I turned back to the cop in front of me, then my eyes went to the truck where I could see Kitt’s set of keys laying on the ground, partially under the truck.

“What do you know?” I asked him.

“Witnesses say they saw a white male around the age of thirty-five or forty approach the woman from behind and cover her mouth with something, and the woman collapsed. She only got two screams out before she went limp, but she caught the attention of two elderly women who saw her being dragged into an older model navy blue Chevy Blazer. The Blazer II, not the full size,” the cop explained.

Something sparked in my memory, and I closed my eyes and tried to trace that line.

No one interrupted me, but I could hear Wolf and Griffin asking questions of the officer as I thought, and then my heart started to pound.

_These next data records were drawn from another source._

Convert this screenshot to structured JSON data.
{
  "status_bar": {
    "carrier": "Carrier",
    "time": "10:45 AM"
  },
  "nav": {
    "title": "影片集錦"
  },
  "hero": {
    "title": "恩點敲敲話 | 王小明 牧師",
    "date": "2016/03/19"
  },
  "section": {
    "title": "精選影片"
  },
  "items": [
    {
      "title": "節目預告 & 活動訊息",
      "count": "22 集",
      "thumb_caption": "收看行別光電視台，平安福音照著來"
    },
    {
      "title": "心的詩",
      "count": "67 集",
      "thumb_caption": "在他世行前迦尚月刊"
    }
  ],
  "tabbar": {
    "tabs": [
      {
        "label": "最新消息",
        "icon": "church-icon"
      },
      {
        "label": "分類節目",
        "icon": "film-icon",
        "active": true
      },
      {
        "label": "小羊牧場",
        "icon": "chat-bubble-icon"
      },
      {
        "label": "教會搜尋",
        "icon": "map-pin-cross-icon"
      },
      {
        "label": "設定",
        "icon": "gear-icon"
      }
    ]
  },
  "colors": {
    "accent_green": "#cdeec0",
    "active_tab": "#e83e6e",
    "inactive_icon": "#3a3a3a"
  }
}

“There was a smaller sized Chevy Blazer on our street today as I was leaving,” I said. “Had a woman and a man in the front seat. Fits your description of thirty-five or forty. Our house has cameras and we can confirm. Was the feed pulled from the lot?” I asked the cop.

Another officer sauntered up, this one not in uniform, but plain clothes.

“Feed doesn’t cover this lot. It’s technically an overflow lot that’s not owned by the hospital, but the city. Which means we don’t have anything to pull,” the plain clothes cop said.

My teeth gritted, and I turned to Wolf.

“Ridley has cameras set up outside and in. They run twenty-four seven and are monitored by a company that’s out of Kilgore. Ridley shut off everything inside the house, but the stuff outside was left on because he liked the idea of having some security while he was gone,” I told him. “You got anybody that could check that for us?”

Wolf nodded and paced a few feet away so he could make the call, and I turned to Griffin.

“You think you can get your woman up here to come get Emily?” I asked.

Griffin nodded and pulled his phone out of his pocket, walking away as well.

I turned back to the plain clothes.

“You have a BOLO out on the vehicle?” I asked.

A BOLO was a ‘be on the lookout’ alert for law enforcement, notifying them to watch for a particular vehicle or person as the case may be. So every cop in the area would be looking for this Blazer and my woman now.

“What about…” I stopped and turned when he pointed at something over my left shoulder.

“We have a woman in the ER across the street they found on the road about five miles South of here. She’s telling some wild things, but there’s a blue Chevy Blazer involved in this one, too. She’s wanting to talk to a man named Apple.”